Orr’s quasi-experimental study design entailed developing a quality improvement patient packet and giving it to each patient upon admission to the postpartum unit. The packets, which were available in English and Spanish, contained the following:
- Introductory letter explaining the project’s purpose
- EPDS survey instrument
- Demographic survey instrument: age, ethnicity, week of gestation at delivery, vaginal or c-section birth, live birth or fetal death, number of children
In addition, the admitting nurse introduced the project to each patient and went over the instructions by reading a standardized script. During their hospital stays the patients completed the surveys, which were then placed in a locked box in the nursing breakroom. A Collaborative Institutional Training Initiative (CITI)-trained nurse assessed the packets daily for EPDS scores to determine whether a patient was at risk for postpartum depression. If a patient scored 10 or greater, a standard protocol for patient education and referral was implemented.
Findings and conclusions
Thirty-six patient packets were returned. Four of those did not meet the study’s inclusion criteria. Of the 32 that did, four (12.5%) were found to be at high risk for mild to severe postpartum depression. “The 12.5% result is similar to both national (12.5%) and Oklahoma (15%) rates,” Orr noted.
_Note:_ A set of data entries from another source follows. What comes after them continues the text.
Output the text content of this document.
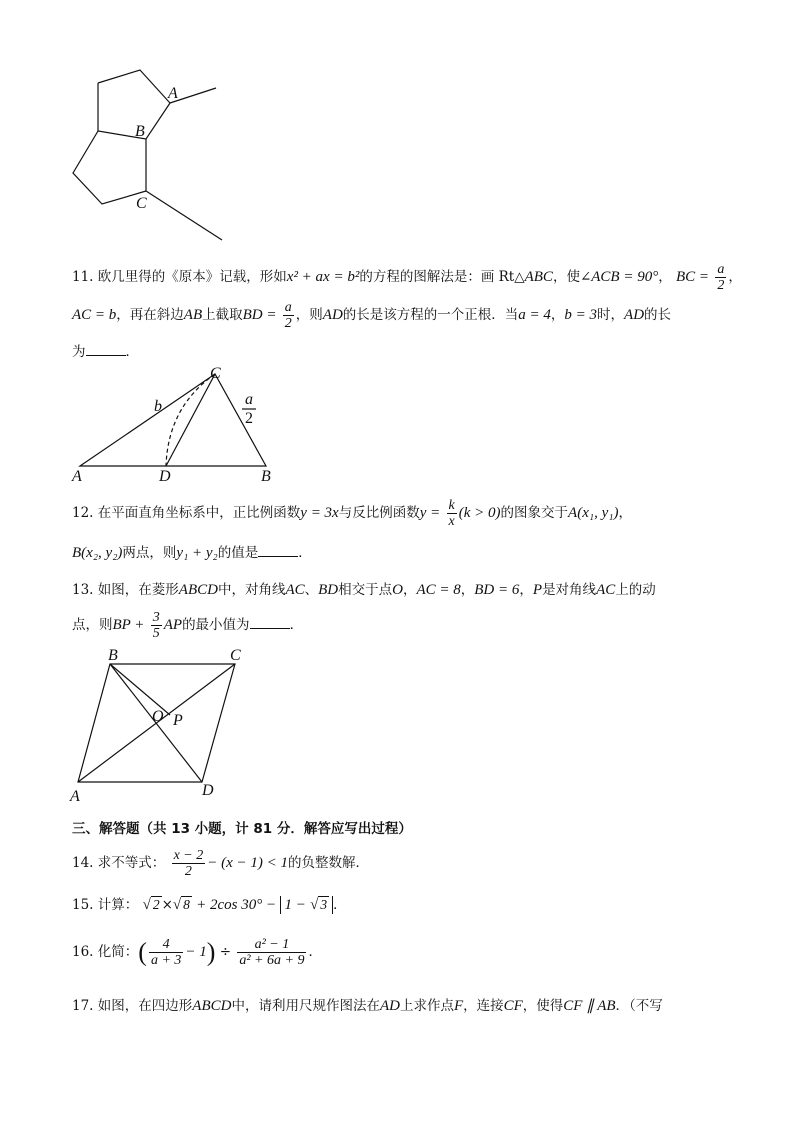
A
B
C
11. 欧几里得的《原本》记载，形如x² + ax = b²的方程的图解法是：画 Rt△ABC，使∠ACB = 90°， BC = $\frac{a}{2}$ ，
AC = b，再在斜边AB上截取BD = $\frac{a}{2}$ ，则AD的长是该方程的一个正根．当a = 4，b = 3时，AD的长
为	．
C
b	a
2
A	D	B
12. 在平面直角坐标系中，正比例函数y = 3x与反比例函数$y = \frac{k}{x} (k > 0)$的图象交于A(x₁, y₁)，
B(x₂, y₂)两点，则y₁ + y₂的值是	．
13. 如图，在菱形ABCD中，对角线AC、BD相交于点O，AC = 8，BD = 6，P是对角线AC上的动
点，则BP + $\frac{3}{5}$ AP的最小值为	．
B	C
O P
A	D
三、解答题（共 13 小题，计 81 分．解答应写出过程）
14. 求不等式： $\frac{x - 2}{2} - (x - 1) < 1$的负整数解．
15. 计算： √ 2 ×√ 8 + 2cos 30° − 1 − √ 3 ．
16. 化简：( $\frac{4}{a + 3} - 1) \div \frac{\text{a² − 1}}{\text{a² + 6a + 9}}$ ．
17. 如图，在四边形ABCD中，请利用尺规作图法在AD上求作点F，连接CF，使得CF ∥ AB．（不写
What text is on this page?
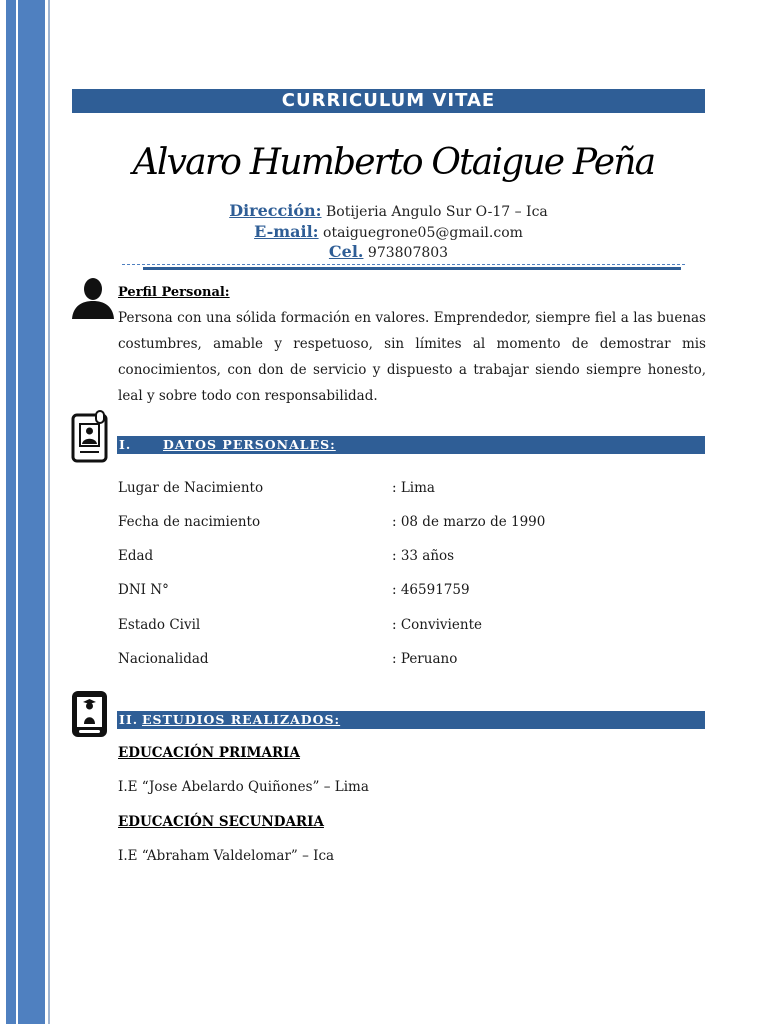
CURRICULUM VITAE
Alvaro Humberto Otaigue Peña
Dirección: Botijeria Angulo Sur O-17 – Ica
E-mail: otaiguegrone05@gmail.com
Cel. 973807803
Perfil Personal:
Persona con una sólida formación en valores. Emprendedor, siempre fiel a las buenas costumbres, amable y respetuoso, sin límites al momento de demostrar mis conocimientos, con don de servicio y dispuesto a trabajar siendo siempre honesto, leal y sobre todo con responsabilidad.
I.	DATOS PERSONALES:
Lugar de Nacimiento	: Lima
Fecha de nacimiento	: 08 de marzo de 1990
Edad	: 33 años
DNI N°	: 46591759
Estado Civil	: Conviviente
Nacionalidad	: Peruano
II. ESTUDIOS REALIZADOS:
EDUCACIÓN PRIMARIA
I.E “Jose Abelardo Quiñones” – Lima
EDUCACIÓN SECUNDARIA
I.E “Abraham Valdelomar” – Ica
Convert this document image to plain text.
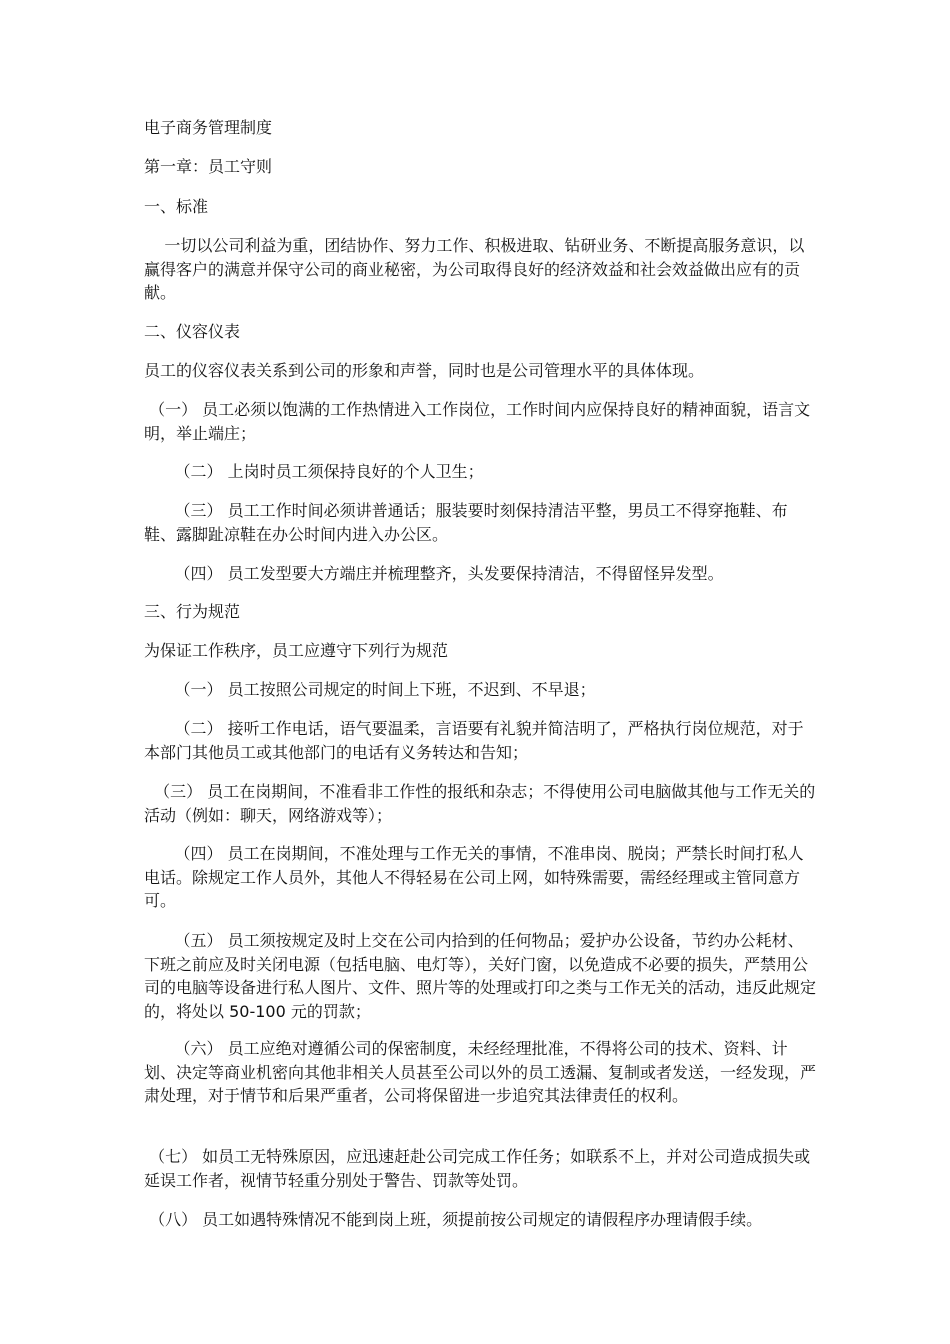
电子商务管理制度

第一章：员工守则

一、标准

一切以公司利益为重，团结协作、努力工作、积极进取、钻研业务、不断提高服务意识，以赢得客户的满意并保守公司的商业秘密，为公司取得良好的经济效益和社会效益做出应有的贡献。

二、仪容仪表

员工的仪容仪表关系到公司的形象和声誉，同时也是公司管理水平的具体体现。

（一） 员工必须以饱满的工作热情进入工作岗位，工作时间内应保持良好的精神面貌，语言文明，举止端庄；

（二） 上岗时员工须保持良好的个人卫生；

（三） 员工工作时间必须讲普通话；服装要时刻保持清洁平整，男员工不得穿拖鞋、布鞋、露脚趾凉鞋在办公时间内进入办公区。

（四） 员工发型要大方端庄并梳理整齐，头发要保持清洁，不得留怪异发型。

三、行为规范

为保证工作秩序，员工应遵守下列行为规范

（一） 员工按照公司规定的时间上下班，不迟到、不早退；

（二） 接听工作电话，语气要温柔，言语要有礼貌并简洁明了，严格执行岗位规范，对于本部门其他员工或其他部门的电话有义务转达和告知；

（三） 员工在岗期间，不准看非工作性的报纸和杂志；不得使用公司电脑做其他与工作无关的活动（例如：聊天，网络游戏等）；

（四） 员工在岗期间，不准处理与工作无关的事情，不准串岗、脱岗；严禁长时间打私人电话。除规定工作人员外，其他人不得轻易在公司上网，如特殊需要，需经经理或主管同意方可。

（五） 员工须按规定及时上交在公司内拾到的任何物品；爱护办公设备，节约办公耗材、下班之前应及时关闭电源（包括电脑、电灯等），关好门窗，以免造成不必要的损失，严禁用公司的电脑等设备进行私人图片、文件、照片等的处理或打印之类与工作无关的活动，违反此规定的，将处以 50-100 元的罚款；

（六） 员工应绝对遵循公司的保密制度，未经经理批准，不得将公司的技术、资料、计划、决定等商业机密向其他非相关人员甚至公司以外的员工透漏、复制或者发送，一经发现，严肃处理，对于情节和后果严重者，公司将保留进一步追究其法律责任的权利。

（七） 如员工无特殊原因，应迅速赶赴公司完成工作任务；如联系不上，并对公司造成损失或延误工作者，视情节轻重分别处于警告、罚款等处罚。

（八） 员工如遇特殊情况不能到岗上班，须提前按公司规定的请假程序办理请假手续。
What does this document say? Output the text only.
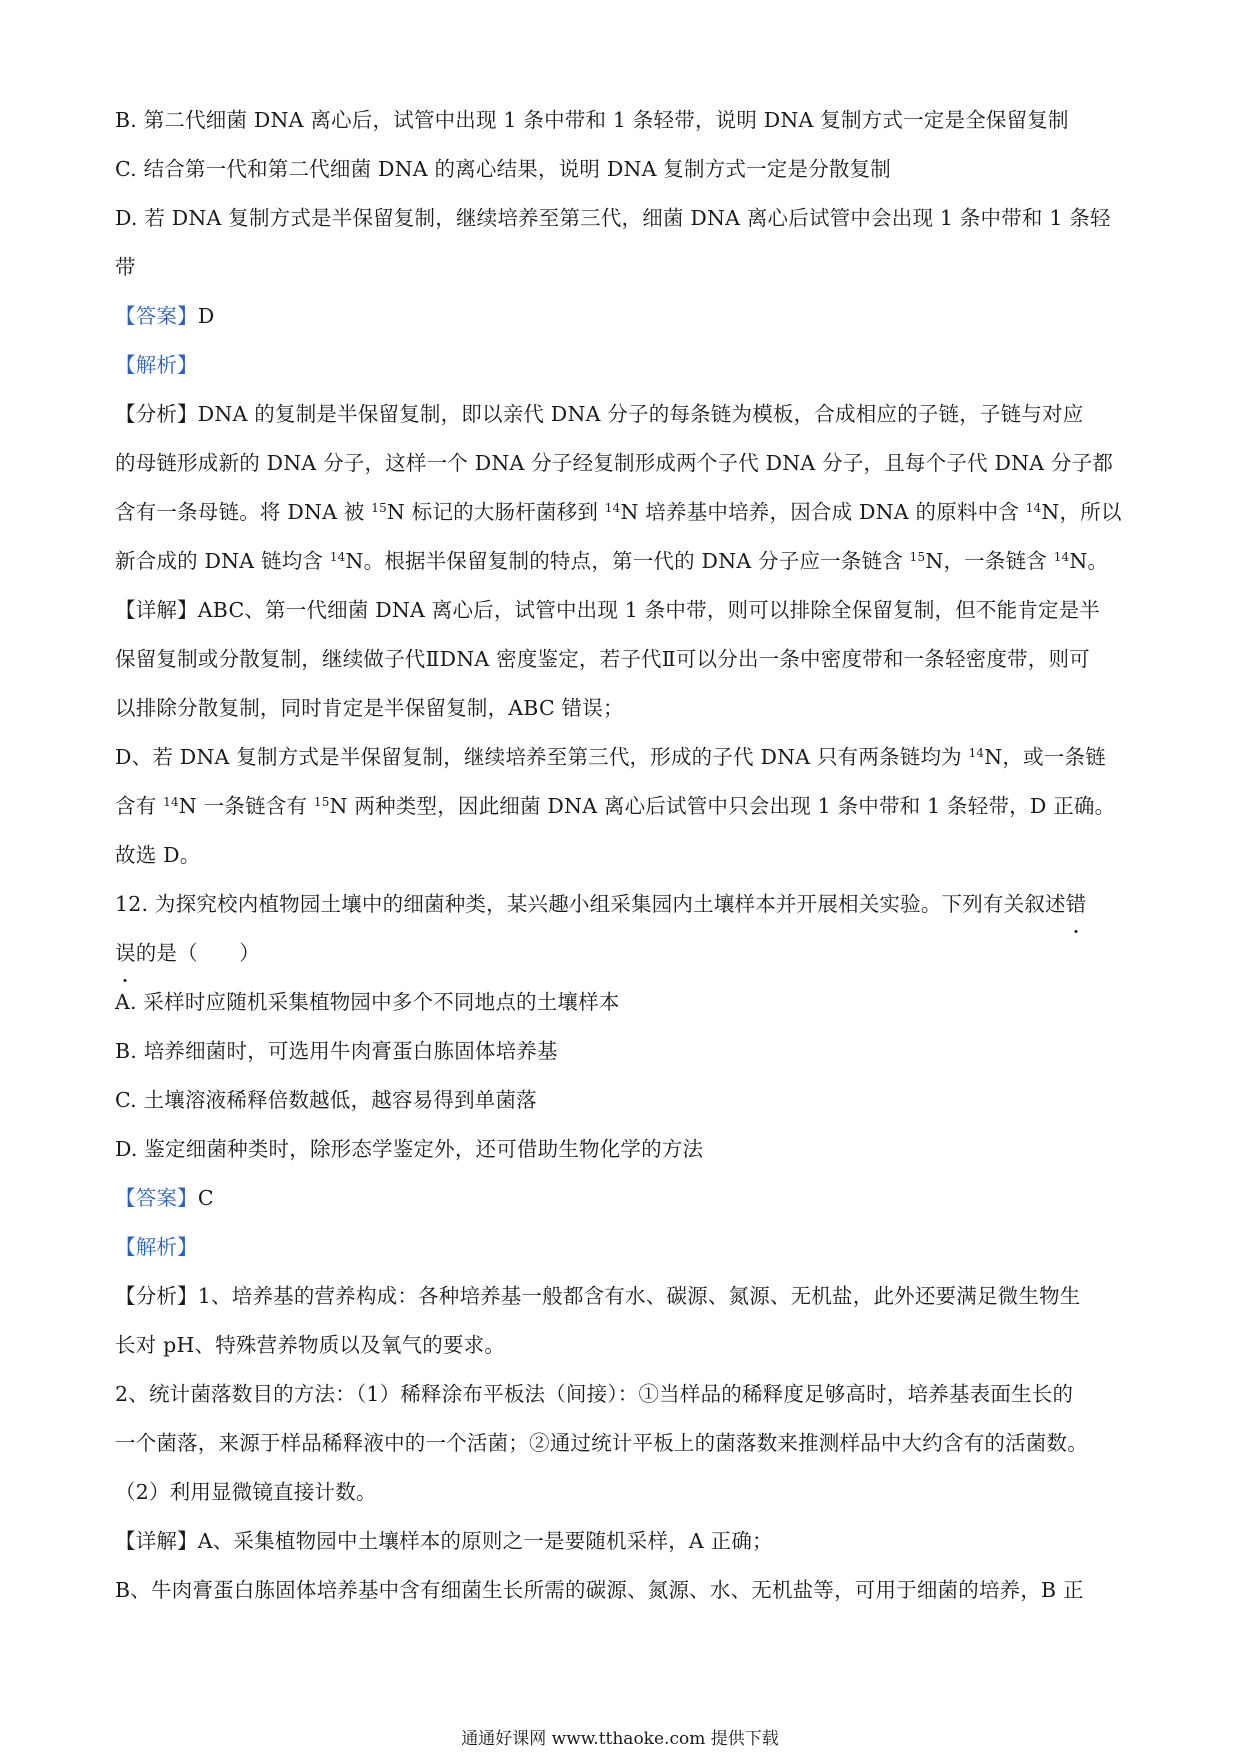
B. 第二代细菌 DNA 离心后，试管中出现 1 条中带和 1 条轻带，说明 DNA 复制方式一定是全保留复制
C. 结合第一代和第二代细菌 DNA 的离心结果，说明 DNA 复制方式一定是分散复制
D. 若 DNA 复制方式是半保留复制，继续培养至第三代，细菌 DNA 离心后试管中会出现 1 条中带和 1 条轻
带
【答案】D
【解析】
【分析】DNA 的复制是半保留复制，即以亲代 DNA 分子的每条链为模板，合成相应的子链，子链与对应
的母链形成新的 DNA 分子，这样一个 DNA 分子经复制形成两个子代 DNA 分子，且每个子代 DNA 分子都
含有一条母链。将 DNA 被 $^{15}$N 标记的大肠杆菌移到 $^{14}$N 培养基中培养，因合成 DNA 的原料中含 $^{14}$N，所以
新合成的 DNA 链均含 $^{14}$N。根据半保留复制的特点，第一代的 DNA 分子应一条链含 $^{15}$N，一条链含 $^{14}$N。
【详解】ABC、第一代细菌 DNA 离心后，试管中出现 1 条中带，则可以排除全保留复制，但不能肯定是半
保留复制或分散复制，继续做子代ⅡDNA 密度鉴定，若子代Ⅱ可以分出一条中密度带和一条轻密度带，则可
以排除分散复制，同时肯定是半保留复制，ABC 错误；
D、若 DNA 复制方式是半保留复制，继续培养至第三代，形成的子代 DNA 只有两条链均为 $^{14}$N，或一条链
含有 $^{14}$N 一条链含有 $^{15}$N 两种类型，因此细菌 DNA 离心后试管中只会出现 1 条中带和 1 条轻带，D 正确。
故选 D。
12. 为探究校内植物园土壤中的细菌种类，某兴趣小组采集园内土壤样本并开展相关实验。下列有关叙述错
误的是（　　）
A. 采样时应随机采集植物园中多个不同地点的土壤样本
B. 培养细菌时，可选用牛肉膏蛋白胨固体培养基
C. 土壤溶液稀释倍数越低，越容易得到单菌落
D. 鉴定细菌种类时，除形态学鉴定外，还可借助生物化学的方法
【答案】C
【解析】
【分析】1、培养基的营养构成：各种培养基一般都含有水、碳源、氮源、无机盐，此外还要满足微生物生
长对 pH、特殊营养物质以及氧气的要求。
2、统计菌落数目的方法：（1）稀释涂布平板法（间接）：①当样品的稀释度足够高时，培养基表面生长的
一个菌落，来源于样品稀释液中的一个活菌；②通过统计平板上的菌落数来推测样品中大约含有的活菌数。
（2）利用显微镜直接计数。
【详解】A、采集植物园中土壤样本的原则之一是要随机采样，A 正确；
B、牛肉膏蛋白胨固体培养基中含有细菌生长所需的碳源、氮源、水、无机盐等，可用于细菌的培养，B 正
通通好课网 www.tthaoke.com 提供下载
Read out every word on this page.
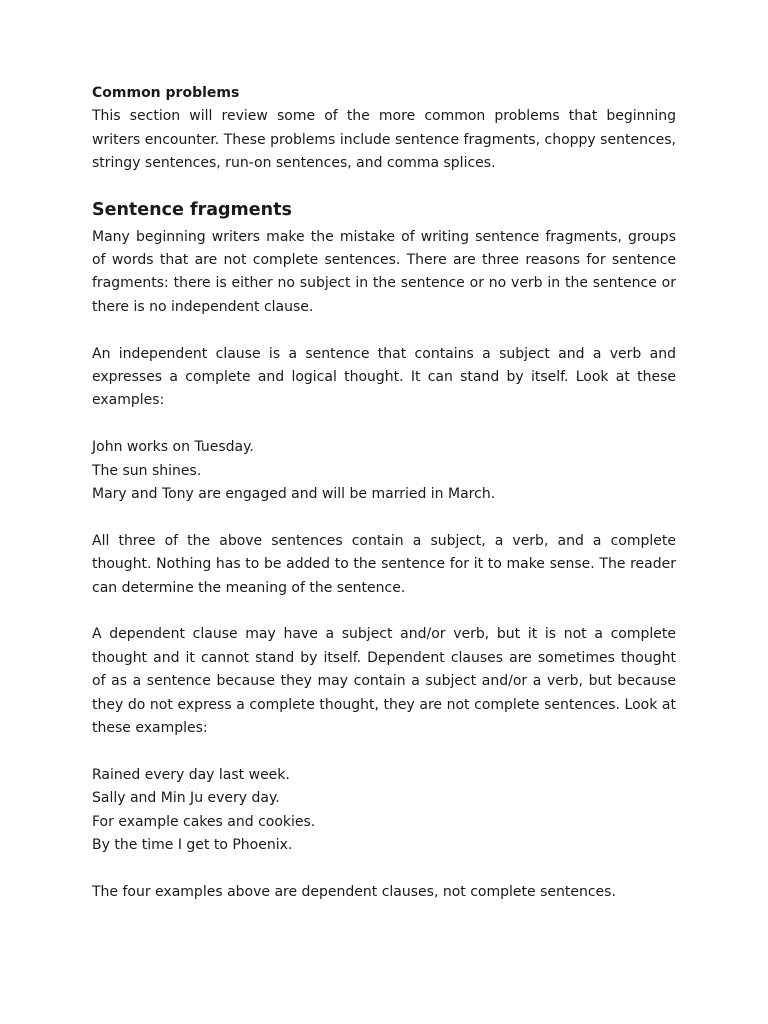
Common problems

This section will review some of the more common problems that beginning writers encounter. These problems include sentence fragments, choppy sentences, stringy sentences, run-on sentences, and comma splices.

Sentence fragments

Many beginning writers make the mistake of writing sentence fragments, groups of words that are not complete sentences. There are three reasons for sentence fragments: there is either no subject in the sentence or no verb in the sentence or there is no independent clause.

An independent clause is a sentence that contains a subject and a verb and expresses a complete and logical thought. It can stand by itself. Look at these examples:

John works on Tuesday.

The sun shines.

Mary and Tony are engaged and will be married in March.

All three of the above sentences contain a subject, a verb, and a complete thought. Nothing has to be added to the sentence for it to make sense. The reader can determine the meaning of the sentence.

A dependent clause may have a subject and/or verb, but it is not a complete thought and it cannot stand by itself. Dependent clauses are sometimes thought of as a sentence because they may contain a subject and/or a verb, but because they do not express a complete thought, they are not complete sentences. Look at these examples:

Rained every day last week.

Sally and Min Ju every day.

For example cakes and cookies.

By the time I get to Phoenix.

The four examples above are dependent clauses, not complete sentences.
The study did not find significant differences in mean scores across age group, race/ethnicity, number of children, weeks of gestation or birth type. Orr explained this result as likely being due to the small sample size and lack of variation within the sample. In addition to increasing and diversifying the sample size, Orr also recommends that future studies include socioeconomic variables.
Despite those limitations, Orr is confident that her research supports early universal postpartum depression screening. “As an FNP working in women’s health, I know how important it is to have the means necessary to distinguish between the so-called baby blues and genuine postpartum depression. In-hospital screening before a woman gives birth shows significant promise in being able to identify her level of risk and, thereby, triggering the resources to help in a timely manner.”